Introducing Stateful Functions, an OS framework to easily build and orchestrate distributed stateful apps, by Apache Flink’s Ververica

Last week, Apache Flink’s stream processing company Ververica announced the launch of Stateful Functions. It is an open source framework developed to reduce the complexity of building and orchestrating distributed stateful applications. It is built with an aim to bring together the benefits of stream processing with Apache Flink and Function-as-a-Service (FaaS).

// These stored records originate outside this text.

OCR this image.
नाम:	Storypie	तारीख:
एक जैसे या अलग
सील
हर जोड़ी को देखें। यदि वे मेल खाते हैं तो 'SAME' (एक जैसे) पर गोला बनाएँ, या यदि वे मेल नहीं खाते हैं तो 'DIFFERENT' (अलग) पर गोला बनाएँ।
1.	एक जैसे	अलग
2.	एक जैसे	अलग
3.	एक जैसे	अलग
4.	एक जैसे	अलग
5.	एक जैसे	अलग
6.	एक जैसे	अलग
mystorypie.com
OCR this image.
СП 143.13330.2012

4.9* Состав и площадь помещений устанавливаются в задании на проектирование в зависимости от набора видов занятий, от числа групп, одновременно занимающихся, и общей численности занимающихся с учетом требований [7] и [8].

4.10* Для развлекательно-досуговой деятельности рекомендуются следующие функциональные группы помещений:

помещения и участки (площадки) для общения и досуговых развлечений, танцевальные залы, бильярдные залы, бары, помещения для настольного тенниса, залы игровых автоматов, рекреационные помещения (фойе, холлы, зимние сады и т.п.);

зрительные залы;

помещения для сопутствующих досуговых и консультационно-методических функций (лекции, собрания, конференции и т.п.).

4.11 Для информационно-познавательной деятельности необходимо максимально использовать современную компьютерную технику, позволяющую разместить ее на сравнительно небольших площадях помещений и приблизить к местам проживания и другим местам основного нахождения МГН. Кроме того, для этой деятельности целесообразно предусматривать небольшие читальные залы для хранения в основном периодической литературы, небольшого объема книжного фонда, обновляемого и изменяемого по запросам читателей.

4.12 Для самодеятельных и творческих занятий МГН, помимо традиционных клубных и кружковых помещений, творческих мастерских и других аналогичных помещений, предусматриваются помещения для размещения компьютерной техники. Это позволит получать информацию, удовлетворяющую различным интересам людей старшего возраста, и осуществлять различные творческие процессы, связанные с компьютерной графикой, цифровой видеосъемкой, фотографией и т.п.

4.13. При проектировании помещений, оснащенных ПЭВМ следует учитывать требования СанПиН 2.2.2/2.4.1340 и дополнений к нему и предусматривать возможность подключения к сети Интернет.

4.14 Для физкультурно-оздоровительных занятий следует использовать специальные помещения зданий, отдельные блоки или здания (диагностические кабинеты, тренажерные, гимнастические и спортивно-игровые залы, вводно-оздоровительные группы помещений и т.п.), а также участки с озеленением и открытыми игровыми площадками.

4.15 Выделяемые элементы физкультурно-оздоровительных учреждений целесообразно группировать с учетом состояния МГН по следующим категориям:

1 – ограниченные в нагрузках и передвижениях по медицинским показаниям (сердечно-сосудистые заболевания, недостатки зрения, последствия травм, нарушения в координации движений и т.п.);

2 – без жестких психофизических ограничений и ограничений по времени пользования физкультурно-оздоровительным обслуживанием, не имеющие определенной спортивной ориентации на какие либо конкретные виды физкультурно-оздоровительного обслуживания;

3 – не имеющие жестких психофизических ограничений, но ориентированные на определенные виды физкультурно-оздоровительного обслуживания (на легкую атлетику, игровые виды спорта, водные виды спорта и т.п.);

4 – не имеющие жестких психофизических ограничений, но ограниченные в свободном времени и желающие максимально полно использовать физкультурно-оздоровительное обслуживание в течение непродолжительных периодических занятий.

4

Ververica will propose the project, licensed under Apache 2.0, to the Apache Flink community as an open source contribution.

Read More: Apache Flink 1.9.0 releases with Fine-grained batch recovery, State Processor API and more

The co-founder and CTO at Ververica, Stephan Ewen says, “Orchestration for stateless compute has come a long way, driven by technologies like Kubernetes and FaaS — but most offerings still fall short for stateful distributed applications.” He further adds, “Stateful Functions is a big step towards addressing those shortcomings, bringing the seamless state management and consistency from modern stream processing to space.”

Stateful Functions is designed as a simple and powerful abstraction based on functions that can interact with each other asynchronously. It is also composed of complex networks of functionality. This approach helps in eliminating the requirement of additional infrastructure for application state management, reduces operational overhead and also the overall system complexity.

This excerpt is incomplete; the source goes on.